Great Heart loses heart in Nicobar Islands

CAR NICOBAR - Standing in a relief camp made of bamboo, straw and plastic sheets in a remote Indian island, Great Heart says he does not have time to celebrate his good fortune at not being swallowed by last month's tsunami.

Heart, who belongs to the Nicobarese tribe, is too busy dealing with the trauma of not knowing the fate of 36 relatives who were swept by the waves that smashed into Car Nicobar, one of the worst hit in the Andaman and Nicobar chain.

"I am losing hope that they will be found," said Heart, one of hundreds of Nicobarese who live in relief camps set up by the army with the help of local officials. "After all, the sea waves reached as high as coconut trees."

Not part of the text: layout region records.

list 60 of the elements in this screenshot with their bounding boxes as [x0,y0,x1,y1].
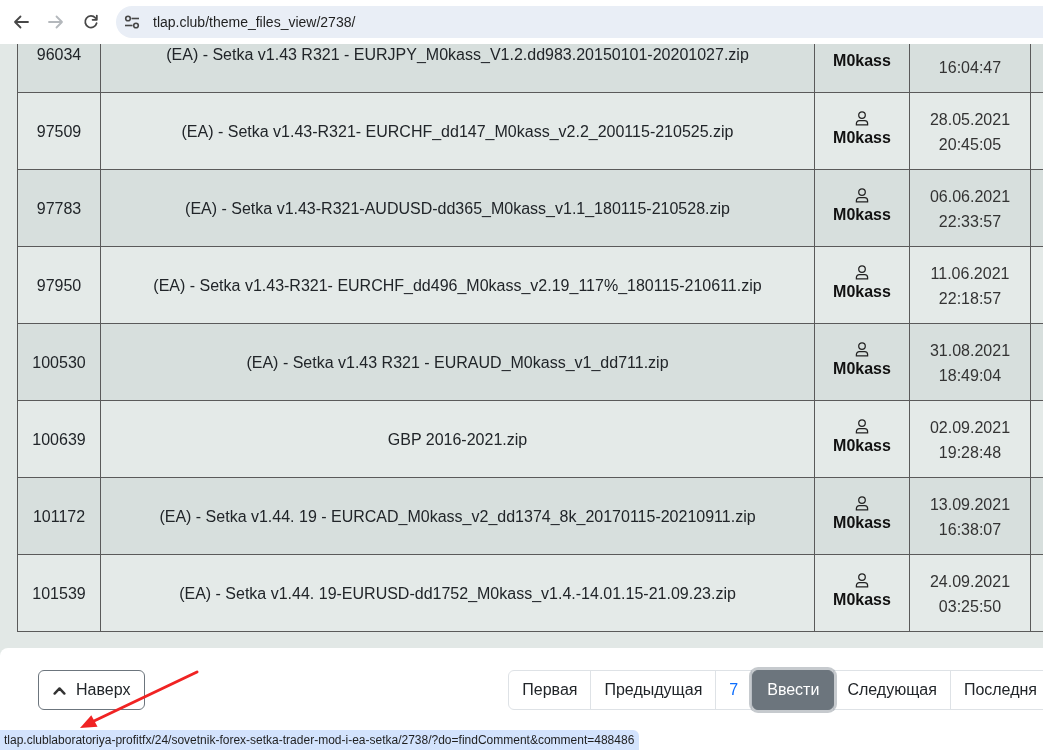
author-name: M0kass [833,437,891,454]
author-name: M0kass [833,514,891,531]
user-icon [855,419,869,434]
user-icon [855,573,869,588]
file-name: (EA) - Setka v1.43 R321 - EURJPY_M0kass_V1.2.dd983.20150101-20201027.zip [166,45,749,63]
author-name: M0kass [833,129,891,146]
upload-time: 22:33:57 [938,212,1002,230]
pagination-link[interactable]: Следующая [833,670,951,710]
page-number-link[interactable]: 7 [715,670,753,710]
upload-time: 22:18:57 [938,289,1002,307]
upload-date: 31.08.2021 [929,341,1011,359]
upload-time: 16:04:47 [938,58,1002,76]
url-text: tlap.club/theme_files_view/2738/ [153,12,356,32]
upload-time: 16:38:07 [938,520,1002,538]
file-name: (EA) - Setka v1.43-R321-AUDUSD-dd365_M0kass_v1.1_180115-210528.zip [185,199,730,217]
user-icon [855,265,869,280]
left-arrow-icon[interactable] [13,14,29,30]
file-name: (EA) - Setka v1.44. 19-EURUSD-dd1752_M0kass_v1.4.-14.01.15-21.09.23.zip [179,584,736,602]
sliders-icon[interactable] [124,15,140,29]
file-id: 101539 [32,584,86,602]
file-id: 97783 [36,199,82,217]
upload-time: 18:49:04 [938,366,1002,384]
author-name: M0kass [833,206,891,223]
file-id: 101172 [32,507,86,525]
user-icon [855,342,869,357]
upload-date: 02.09.2021 [929,418,1011,436]
user-icon [855,496,869,511]
go-button[interactable]: Ввести [752,670,835,710]
file-name: (EA) - Setka v1.43-R321- EURCHF_dd147_M0kass_v2.2_200115-210525.zip [181,122,734,140]
pagination-link[interactable]: Первая [508,670,592,710]
upload-time: 19:28:48 [938,443,1002,461]
pagination-link[interactable]: Предыдущая [590,670,717,710]
file-name: GBP 2016-2021.zip [387,430,528,448]
pagination-link[interactable]: Последня [949,670,1043,710]
file-name: (EA) - Setka v1.43-R321- EURCHF_dd496_M0kass_v2.19_117%_180115-210611.zip [153,276,762,294]
file-name: (EA) - Setka v1.43 R321 - EURAUD_M0kass_v1_dd711.zip [246,353,669,371]
user-icon [855,111,869,126]
file-name: (EA) - Setka v1.44. 19 - EURCAD_M0kass_v2_dd1374_8k_20170115-20210911.zip [159,507,756,525]
author-name: M0kass [833,591,891,608]
file-id: 100530 [32,353,86,371]
file-id: 97950 [36,276,82,294]
file-id: 96034 [36,45,82,63]
scroll-top-button[interactable]: Наверх [38,670,146,710]
upload-date: 06.06.2021 [929,187,1011,205]
upload-date: 28.05.2021 [929,110,1011,128]
upload-date: 13.09.2021 [929,495,1011,513]
user-icon [855,188,869,203]
address-bar[interactable]: tlap.club/theme_files_view/2738/ [116,6,1043,38]
file-id: 100639 [32,430,86,448]
chevron-up-icon [53,685,66,695]
reload-icon[interactable] [83,14,99,30]
link-status-bar: tlap.clublaboratoriya-profitfx/24/sovetnik-forex-setka-trader-mod-i-ea-setka/2738/?do=findComment&comment=488486 [0,730,640,750]
upload-date: 24.09.2021 [929,572,1011,590]
author-name: M0kass [833,283,891,300]
upload-time: 03:25:50 [938,597,1002,615]
upload-date: 11.06.2021 [930,264,1010,282]
author-name: M0kass [833,52,891,69]
file-id: 97509 [36,122,82,140]
upload-time: 20:45:05 [938,135,1002,153]
author-name: M0kass [833,360,891,377]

The 24-year-old engineer says his missing relatives include grandfathers, aunts, uncles, cousins, nephews and nieces -- that's apart from six other members of his family who have died. Among the dead are his brother and sister-in-law, part of a large joint family, common to the Nicobarese tribespeople who live in the southern islands close to
Indonesia. "The sea took away so much of my family. So much. I can't even think of going near the beach now though I used to swim earlier," Heart told Reuters in a relief camp called Kakana.

The indigenous Nicobarese are the biggest tribal group in the Andamans, a cluster of more than 550 islands of which only about three dozen are inhabited. The Nicobarese, who number more than 26,000, suffered the worst casualties with officials saying at least 3,000 of the over 6,000 dead or presumed dead in the island chain are from that tribal group alone.

In Car Nicobar relief camps dot roads where the army has cleared all roads and slush with the help of excavators and bulldozers. Relief was slow to reach the remote chain, which lies close to the epicentre of the undersea quake that triggered the tsunami.

But more than 10 days after the tsunami, relief has started to reach thousands of survivors who the army has reached by slashing through thick jungles. Some patrols are using dogs to track survivors in the dense vegetation.

"Our soldiers are scouring the jungles. There is always hope for survivors," Brigadier James Mayandy Devadoss told reporters at an airbase that was operational again after being submerged by the tsunami.

But for Heart, there is little hope. "Since the tsunami, I feel bad all the time."